Respiratory Viruses Slide Set

Laboratory Diagnosis of Adenoviruses Infection

D. Laboratory Diagnosis

Virus Isolation - Adenovirus may be isolated from most bodily fluids and secretions; from eye swabs, NPA, Throat swabs, urine, faeces, leucocytes and the CSF. The most reliable source for isolation is faeces, particularly for members of subgenera A, D, and F. Members of subgenera B, C, and E can also be isolated form the urine. Adenoviruses are stable and do not need refrigeration during transport. HEK cells are permissive for growth of all adenovirus strains except the enteric strains Ad 40 and Ad41. Hep-2 cells can also be used. Primary monkey kidney cells and 293 cells will permit the growth and isolation of Ad 40 and Ad41 strains. Adenoviruses produce a characteristic CPE in cell culture, which consist of the rounding and clustering of cells with refractile intranuclear inclusion bodies. The CPE may start at the periphery of the culture before generalizing. However, some of the group B adenoviruses do not cause cell enlargement or clustering.

The isolate can be positively identified as an adenovirus by complement fluorescent antibody, complement fixation or ELISA tests, using antibodies against the common group antigen (EM may also be used). The adenovirus can be typed by the use of neutralization tests or HAI tests. (NB. The adenovirus CF antigen is a property of the hexon that contains group specific as well as type specific Ag. The HA antigen is carried by the pentons which has type-specific antigenic epitopes. Neutralization properties are intrinsic to both the external part of the hexon and the fiber) The FA test using a hyperimmune serum to any of the common adenovirus serotypes will react with the rest of the human adenoviruses. Recently, type-specific monoclonal antibodies have become available for use in fluorescent antibody, ELISA, and LA tests for differentiating enteric Ad 40 and Ad 41 from other adenovirus strains. The isolate can also be typed by hybridization and restriction endonuclease digestion patterns.

Detection of Ag by IF - Direct microscopic examination of exfoliated cells is not generally successful. However, with the use of IF techniques against the common adenovirus antigen, a sensitivity rate approaching that of routine tissue techniques have been reported. However, some researchers using IF have detected only one-third of the NPA from which adenoviruses were subsequently isolated in tissue culture. Furthermore, IF has not been useful in the early diagnosis of conjunctival adenovirus lesions but may be useful in diagnosing acute haemorrhagic cystitis.

Serology - Mammalian adenoviruses share group-specific antigen epitopes (on the inside of hexons) which is recognized by complement fixing antibodies. Complement fixation for adenovirus- specific antibodies is ideally performed with a pool of antigen representing a serotype of each subgenus. If this is hard to accomplish, representative serotypes of subgenus B and C should be used. The extract should be prepared from sonicated infected cells which will contain a 10 fold excess of free hexons. ELISAs have also been prepared against the common group antigen. Because many individuals would have experienced recent infection with another adenovirus, and thus already have a high titre of AB against the group Ag, it was suggested that CFTs will only detect 50% of new infections. To type the virus, HAI and neutralization tests would have to be used. For HAI tests, rat erythrocytes should be used for subgenus A, C, D, E or F, and monkey erythrocytes for subgenera B. Serum neutralization assays are cumbersome but are the most efficient means of detecting specific antibodies against each adenovirus serotype.  

E. Treatment and Prevention

There is no specific antiviral chemotherapy against adenoviruses at present. Idoxuridine and ARA-A had been tried in the treatment of keratoconjunctivitis but were unsuccessful.
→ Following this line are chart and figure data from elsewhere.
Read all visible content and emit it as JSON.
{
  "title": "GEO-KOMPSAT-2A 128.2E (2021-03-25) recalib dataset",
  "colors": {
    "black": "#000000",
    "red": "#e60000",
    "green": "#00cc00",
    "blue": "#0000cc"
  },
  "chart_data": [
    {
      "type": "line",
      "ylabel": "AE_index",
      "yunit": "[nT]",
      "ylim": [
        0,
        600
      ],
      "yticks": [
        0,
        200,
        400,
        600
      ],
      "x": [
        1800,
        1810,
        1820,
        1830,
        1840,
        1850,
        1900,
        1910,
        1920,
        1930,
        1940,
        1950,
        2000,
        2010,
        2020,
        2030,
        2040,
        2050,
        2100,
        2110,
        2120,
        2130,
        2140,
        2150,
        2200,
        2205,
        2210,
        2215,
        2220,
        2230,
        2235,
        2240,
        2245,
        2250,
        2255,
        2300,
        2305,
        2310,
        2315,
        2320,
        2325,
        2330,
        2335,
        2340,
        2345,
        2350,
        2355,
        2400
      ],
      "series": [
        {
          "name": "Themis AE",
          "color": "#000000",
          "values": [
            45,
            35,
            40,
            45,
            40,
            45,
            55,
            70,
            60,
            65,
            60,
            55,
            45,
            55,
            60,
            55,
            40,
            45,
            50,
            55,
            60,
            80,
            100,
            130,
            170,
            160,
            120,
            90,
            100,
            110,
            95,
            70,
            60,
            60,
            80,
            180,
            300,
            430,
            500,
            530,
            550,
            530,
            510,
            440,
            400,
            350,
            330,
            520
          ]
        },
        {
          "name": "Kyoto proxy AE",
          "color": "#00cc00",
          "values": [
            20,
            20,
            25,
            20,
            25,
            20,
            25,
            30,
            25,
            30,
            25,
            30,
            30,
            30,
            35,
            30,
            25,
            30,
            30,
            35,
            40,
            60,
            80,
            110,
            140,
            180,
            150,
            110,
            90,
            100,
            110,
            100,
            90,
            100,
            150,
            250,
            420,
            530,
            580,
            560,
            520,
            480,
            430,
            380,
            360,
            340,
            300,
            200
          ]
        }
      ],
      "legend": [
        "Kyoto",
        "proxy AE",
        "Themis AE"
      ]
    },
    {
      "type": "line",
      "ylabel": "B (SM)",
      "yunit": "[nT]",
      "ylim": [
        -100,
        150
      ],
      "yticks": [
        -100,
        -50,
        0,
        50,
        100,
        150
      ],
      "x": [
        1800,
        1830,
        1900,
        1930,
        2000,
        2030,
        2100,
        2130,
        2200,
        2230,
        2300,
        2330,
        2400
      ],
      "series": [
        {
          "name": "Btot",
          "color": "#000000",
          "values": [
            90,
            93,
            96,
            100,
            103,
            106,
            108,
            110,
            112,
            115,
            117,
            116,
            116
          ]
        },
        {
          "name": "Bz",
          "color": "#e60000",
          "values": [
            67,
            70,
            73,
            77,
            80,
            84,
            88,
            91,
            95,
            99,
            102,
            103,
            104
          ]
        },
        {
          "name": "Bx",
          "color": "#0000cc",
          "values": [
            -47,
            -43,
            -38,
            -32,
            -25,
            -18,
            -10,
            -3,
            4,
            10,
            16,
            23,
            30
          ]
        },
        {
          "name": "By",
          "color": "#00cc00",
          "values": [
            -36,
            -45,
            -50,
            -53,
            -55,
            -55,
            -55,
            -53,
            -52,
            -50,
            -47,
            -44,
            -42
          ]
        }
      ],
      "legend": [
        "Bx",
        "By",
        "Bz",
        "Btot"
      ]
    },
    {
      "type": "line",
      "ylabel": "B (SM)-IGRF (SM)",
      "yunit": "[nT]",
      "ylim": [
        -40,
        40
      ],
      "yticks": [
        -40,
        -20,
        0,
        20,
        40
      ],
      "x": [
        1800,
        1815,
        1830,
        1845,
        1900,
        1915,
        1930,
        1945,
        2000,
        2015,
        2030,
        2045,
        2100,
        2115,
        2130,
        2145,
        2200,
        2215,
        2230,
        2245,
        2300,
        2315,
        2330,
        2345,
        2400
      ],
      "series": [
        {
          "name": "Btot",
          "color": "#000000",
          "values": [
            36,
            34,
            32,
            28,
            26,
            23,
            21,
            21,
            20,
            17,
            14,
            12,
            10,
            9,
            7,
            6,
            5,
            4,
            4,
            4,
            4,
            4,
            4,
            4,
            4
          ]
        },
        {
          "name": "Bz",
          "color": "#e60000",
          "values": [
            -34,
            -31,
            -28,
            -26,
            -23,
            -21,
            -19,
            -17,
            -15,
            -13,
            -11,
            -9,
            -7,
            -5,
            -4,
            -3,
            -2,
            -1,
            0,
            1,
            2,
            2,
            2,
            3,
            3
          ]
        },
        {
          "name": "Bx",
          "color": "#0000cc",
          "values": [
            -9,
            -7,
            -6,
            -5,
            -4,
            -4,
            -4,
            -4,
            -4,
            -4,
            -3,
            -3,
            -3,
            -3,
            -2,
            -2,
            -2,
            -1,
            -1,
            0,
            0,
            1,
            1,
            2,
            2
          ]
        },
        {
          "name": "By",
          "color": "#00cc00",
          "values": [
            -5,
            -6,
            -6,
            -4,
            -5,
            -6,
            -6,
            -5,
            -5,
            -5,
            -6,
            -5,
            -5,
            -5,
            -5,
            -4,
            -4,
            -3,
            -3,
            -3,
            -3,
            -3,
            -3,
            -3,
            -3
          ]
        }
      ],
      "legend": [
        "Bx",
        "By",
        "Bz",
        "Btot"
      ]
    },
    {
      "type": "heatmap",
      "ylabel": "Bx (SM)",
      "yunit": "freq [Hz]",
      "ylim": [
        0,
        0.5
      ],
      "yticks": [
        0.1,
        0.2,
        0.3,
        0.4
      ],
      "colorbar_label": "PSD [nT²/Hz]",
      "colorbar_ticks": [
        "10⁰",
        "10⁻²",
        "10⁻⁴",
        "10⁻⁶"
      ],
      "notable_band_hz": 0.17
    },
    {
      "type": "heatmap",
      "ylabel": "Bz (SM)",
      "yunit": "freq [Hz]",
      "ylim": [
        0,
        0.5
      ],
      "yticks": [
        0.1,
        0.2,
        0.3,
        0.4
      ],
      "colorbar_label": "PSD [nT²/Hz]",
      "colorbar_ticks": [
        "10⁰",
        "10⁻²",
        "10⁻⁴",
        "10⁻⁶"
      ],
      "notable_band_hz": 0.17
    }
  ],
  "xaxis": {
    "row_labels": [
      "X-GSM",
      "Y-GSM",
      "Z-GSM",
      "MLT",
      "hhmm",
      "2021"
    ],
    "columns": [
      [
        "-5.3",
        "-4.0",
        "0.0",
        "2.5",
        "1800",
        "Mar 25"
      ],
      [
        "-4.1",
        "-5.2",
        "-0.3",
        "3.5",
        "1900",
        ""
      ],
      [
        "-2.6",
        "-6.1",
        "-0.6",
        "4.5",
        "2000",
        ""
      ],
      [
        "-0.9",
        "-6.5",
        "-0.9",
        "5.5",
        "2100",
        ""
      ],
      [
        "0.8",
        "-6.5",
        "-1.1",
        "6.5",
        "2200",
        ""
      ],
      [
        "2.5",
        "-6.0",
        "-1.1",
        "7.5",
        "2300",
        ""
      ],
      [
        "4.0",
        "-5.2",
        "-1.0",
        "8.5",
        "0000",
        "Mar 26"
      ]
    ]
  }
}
Antivirals have not been tried for the adenovirus-induced respiratory syndromes. When these diseases occur, they are difficult to distinguish from similar diseases caused by a variety of RNA viruses. Swimming pool-associated conjunctivitis can be prevented with adequate levels of chlorine in the water.
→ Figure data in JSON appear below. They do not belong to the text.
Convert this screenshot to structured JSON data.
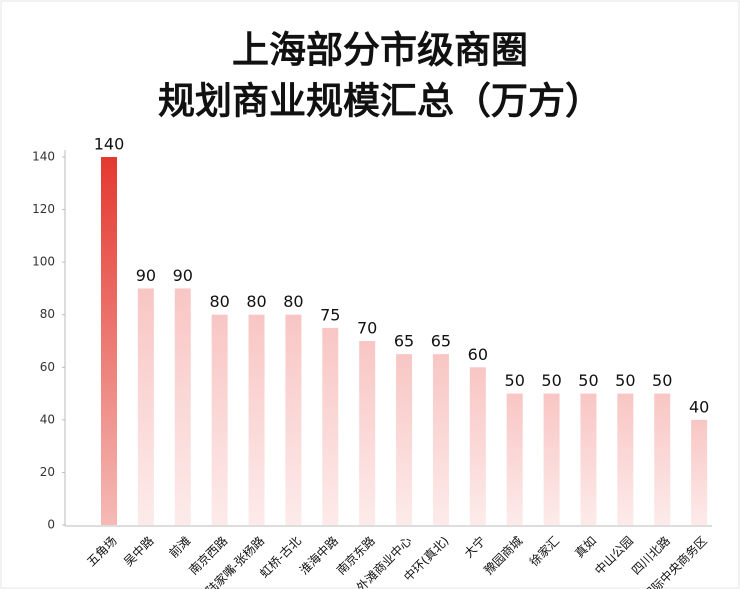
{
  "chart_data": {
    "type": "bar",
    "title": [
      "上海部分市级商圈",
      "规划商业规模汇总（万方）"
    ],
    "categories": [
      "五角场",
      "吴中路",
      "前滩",
      "南京西路",
      "陆家嘴-张杨路",
      "虹桥-古北",
      "淮海中路",
      "南京东路",
      "外滩商业中心",
      "中环(真北)",
      "大宁",
      "豫园商城",
      "徐家汇",
      "真如",
      "中山公园",
      "四川北路",
      "国际中央商务区"
    ],
    "values": [
      140,
      90,
      90,
      80,
      80,
      80,
      75,
      70,
      65,
      65,
      60,
      50,
      50,
      50,
      50,
      50,
      40
    ],
    "colors": [
      "#e3392f",
      "#f8c6c4",
      "#f8c6c4",
      "#f8c6c4",
      "#f8c6c4",
      "#f8c6c4",
      "#f8c6c4",
      "#f8c6c4",
      "#f8c6c4",
      "#f8c6c4",
      "#f8c6c4",
      "#f8c6c4",
      "#f8c6c4",
      "#f8c6c4",
      "#f8c6c4",
      "#f8c6c4",
      "#f8c6c4"
    ],
    "ylim": [
      0,
      140
    ],
    "yticks": [
      0,
      20,
      40,
      60,
      80,
      100,
      120,
      140
    ],
    "grid": false
  }
}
Effective vaccines are available for use in the military against adult respiratory distress syndrome. These vaccines are not currently licensed for administration to civilians. Non- attenuated live Adenovirus types 4, 7, and occasionally 21 are packaged into enteric capsules so that they bypass the respiratory epithelium and only replicate once they reach the intestine, resulting in an asymptomatic infection of the intestine. These strains were cultivated in human embryo fibroblasts. Earlier adenovirus vaccines were grown in primary monkey cells that have been demonstrated to contain SV40 virus. SV40 virus genome can integrate into the E3 region of adenovirus, indeed a recombinant adenovirus was isolated which contained the tumourigenic T antigen of SV40. As a result, this approach to producing a vaccine was abandoned. At least 15 million doses of adenovirus vaccine had been given and the vaccine had been shown to be both safe and effective. Adenovirus-associated pneumonia has ceased to be a major problem in the US army. The vaccine has not been licensed for use in children because of worries over the lack of attenuation and the potential oncogenic potential of these vaccines.